NewsBob Allen  |  January 19, 2016

By Bob Allen

A Baylor University official charged with creating a position to increase racial, ethnic and gender diversity among faculty and staff has resigned after less than eight months on the job.

edwin trevathan“After prayerful consideration and consultation with my family, we have decided that the position of executive vice president and provost at Baylor University is not a good fit for us,” former Saint Louis University professor Edwin Trevathan said in a statement released to media. “I have, therefore, decided to step aside from my role as EVP and provost.”

Shortly after moving to the Baptist-affiliated university in Waco, Texas, Trevathan convened a group to recommend an organizational structure and scope of responsibilities for a Chief Diversity Officer position to facilitate increased diversity among faculty and staff.

After two town hall meetings in October, the group released its report in December. On Jan. 15 President Ken Starr announced appointment of 13 faculty, staff and students to a new President’s Advisory Council on Diversity aimed at “deepening the university’s unapologetic Christian commitment to racial, ethnic and gender diversity.”

In 2014 the Chronicle of Higher Education reported that Baylor has the whitest faculty among U.S. universities employing between 700 and 1,000 faculty members. Nearly 36 percent of undergraduate students at Baylor are minorities, compared to 12.3 percent of faculty.

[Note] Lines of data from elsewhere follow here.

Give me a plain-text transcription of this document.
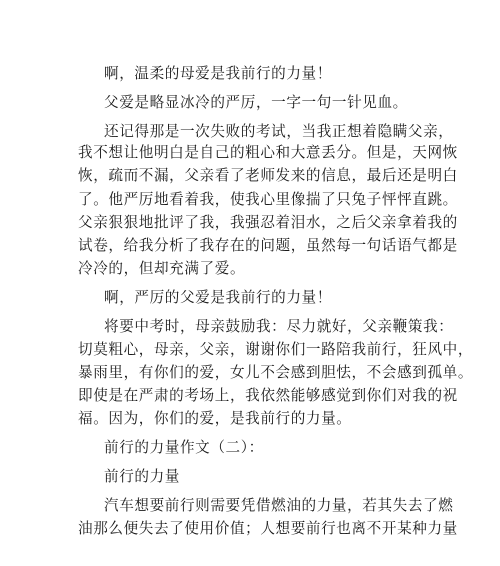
啊，温柔的母爱是我前行的力量！
父爱是略显冰冷的严厉，一字一句一针见血。
还记得那是一次失败的考试，当我正想着隐瞒父亲，
我不想让他明白是自己的粗心和大意丢分。但是，天网恢
恢，疏而不漏，父亲看了老师发来的信息，最后还是明白
了。他严厉地看着我，使我心里像揣了只兔子怦怦直跳。
父亲狠狠地批评了我，我强忍着泪水，之后父亲拿着我的
试卷，给我分析了我存在的问题，虽然每一句话语气都是
冷冷的，但却充满了爱。
啊，严厉的父爱是我前行的力量！
将要中考时，母亲鼓励我：尽力就好，父亲鞭策我：
切莫粗心，母亲，父亲，谢谢你们一路陪我前行，狂风中，
暴雨里，有你们的爱，女儿不会感到胆怯，不会感到孤单。
即使是在严肃的考场上，我依然能够感觉到你们对我的祝
福。因为，你们的爱，是我前行的力量。
前行的力量作文（二）：
前行的力量
汽车想要前行则需要凭借燃油的力量，若其失去了燃
油那么便失去了使用价值；人想要前行也离不开某种力量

“As a university committed to our Christian faith — and maintaining our Baptist heritage — we believe that all truth is open to inquiry,” Starr said in a President’s Diversity Statement on the Baylor website.

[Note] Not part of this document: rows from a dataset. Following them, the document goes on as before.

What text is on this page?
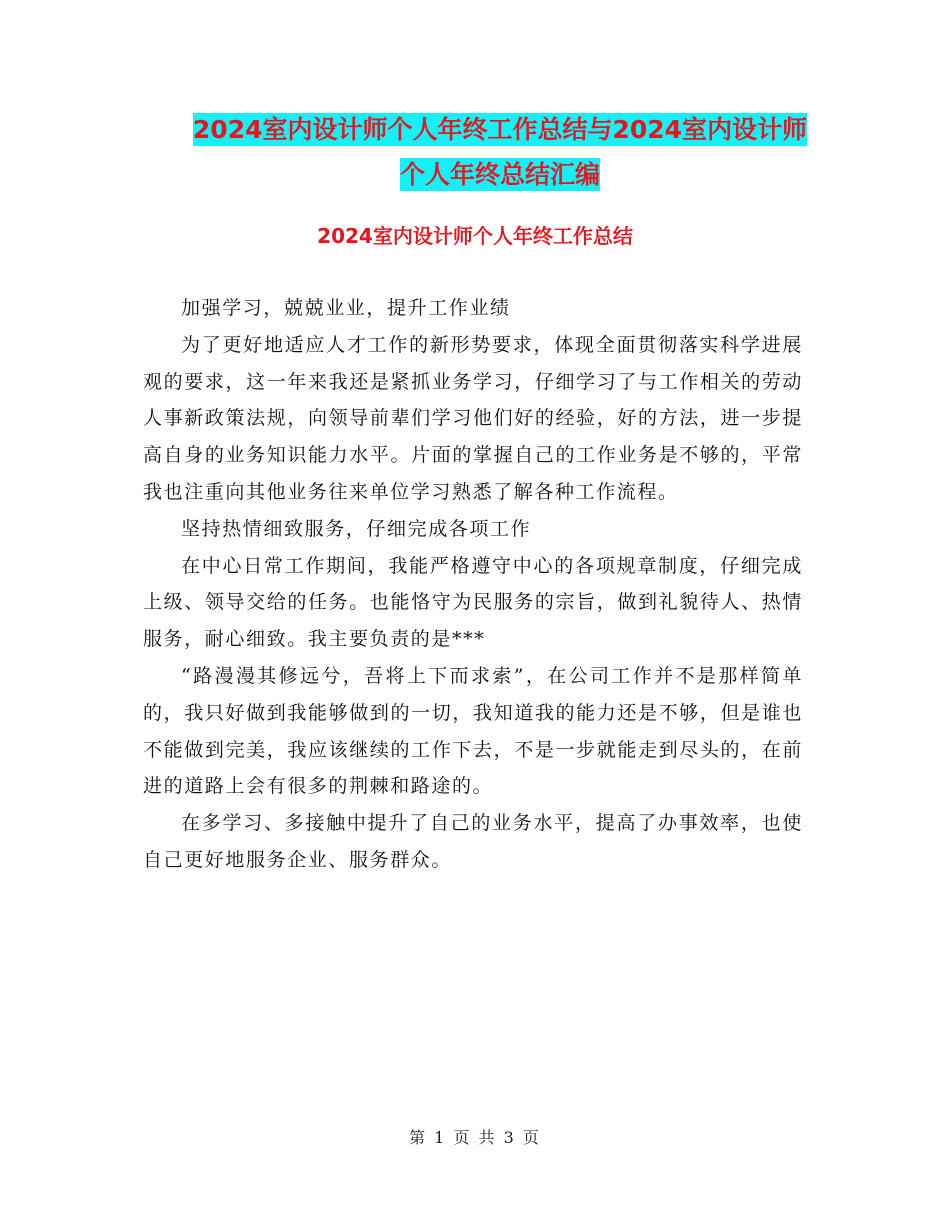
2024室内设计师个人年终工作总结与2024室内设计师
个人年终总结汇编
2024室内设计师个人年终工作总结

加强学习，兢兢业业，提升工作业绩

为了更好地适应人才工作的新形势要求，体现全面贯彻落实科学进展观的要求，这一年来我还是紧抓业务学习，仔细学习了与工作相关的劳动人事新政策法规，向领导前辈们学习他们好的经验，好的方法，进一步提高自身的业务知识能力水平。片面的掌握自己的工作业务是不够的，平常我也注重向其他业务往来单位学习熟悉了解各种工作流程。

坚持热情细致服务，仔细完成各项工作

在中心日常工作期间，我能严格遵守中心的各项规章制度，仔细完成上级、领导交给的任务。也能恪守为民服务的宗旨，做到礼貌待人、热情服务，耐心细致。我主要负责的是***

“路漫漫其修远兮，吾将上下而求索”，在公司工作并不是那样简单的，我只好做到我能够做到的一切，我知道我的能力还是不够，但是谁也不能做到完美，我应该继续的工作下去，不是一步就能走到尽头的，在前进的道路上会有很多的荆棘和路途的。

在多学习、多接触中提升了自己的业务水平，提高了办事效率，也使自己更好地服务企业、服务群众。

第 1 页 共 3 页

“As such, Baylor has a strengthened commitment to diversity — to exploring unique perspectives, seeking the unfamiliar, and loving our brothers and sisters of different heritages and experiences,” Starr said. “By diversifying the breadth of knowledge and enlarging the cultural horizons encountered at Baylor University, our mission of preparing future generations for worldwide leadership is being fulfilled.”

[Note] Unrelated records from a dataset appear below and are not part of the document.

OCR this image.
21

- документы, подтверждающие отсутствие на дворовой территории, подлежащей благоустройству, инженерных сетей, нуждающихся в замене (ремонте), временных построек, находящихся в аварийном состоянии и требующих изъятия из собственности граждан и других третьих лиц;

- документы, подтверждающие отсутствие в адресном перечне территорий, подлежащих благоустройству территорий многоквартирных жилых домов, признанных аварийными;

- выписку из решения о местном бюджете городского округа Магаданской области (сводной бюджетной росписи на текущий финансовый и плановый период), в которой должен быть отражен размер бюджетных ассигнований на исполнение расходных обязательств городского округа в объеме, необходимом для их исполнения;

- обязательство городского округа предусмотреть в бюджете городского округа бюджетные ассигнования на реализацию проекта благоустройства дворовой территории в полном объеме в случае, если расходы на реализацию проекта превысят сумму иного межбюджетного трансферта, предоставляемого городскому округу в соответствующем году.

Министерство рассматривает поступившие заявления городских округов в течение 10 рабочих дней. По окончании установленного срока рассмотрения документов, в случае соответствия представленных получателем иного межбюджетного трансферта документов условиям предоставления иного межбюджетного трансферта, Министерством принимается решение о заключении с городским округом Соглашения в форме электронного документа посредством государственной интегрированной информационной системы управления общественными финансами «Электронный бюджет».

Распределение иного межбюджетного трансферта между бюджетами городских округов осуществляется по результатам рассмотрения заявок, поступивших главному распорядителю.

Some faculty voiced concern that the diversity plan might lead to hiring quotas, less qualified teachers and watering down the school’s religious heritage.

“Christian schools should think long and hard about exactly what kind of diversity they wish to promote before they sign their souls over to the secular rule of diversity officers,” Elizabeth Corey, associate professor of political science, warned in an October blog. “If they don’t, they might live to regret it.”

While embracing aspects of diversity, Corey said Christian schools must also maintain a kind of “particularity” that sets them apart from their secular counterparts.

That’s why different kinds of schools, such as historically black colleges, women’s and men’s colleges and small liberal arts colleges exist, she said.

Others voiced concern that financing a high-level administrative position might pull funding from academic departments or programs.

Baylor officials say the Chief Diversity Officer would not mandate preferential hiring for people of color or women in faculty and staff positions but simply ensure there is a diverse pool of candidates for open positions.

A Waco Herald-Tribune report said it’s unclear if Trevathan’s resignation is directly related to disagreement over the diversity plan.

Starr expressed gratitude for Trevathan’s “dedicated service to Baylor University and the manner in which he has helped position us for future success” in a statement to media.

Todd Still, dean of George W. Truett Theological Seminary since last June, was named interim provost.

Trevathan, who became Baylor’s chief academic officer last June after serving as dean and professor of epidemiology in the College for Public Health and Social Justice at Saint Louis University, will remain at Baylor as a neuroscience professor.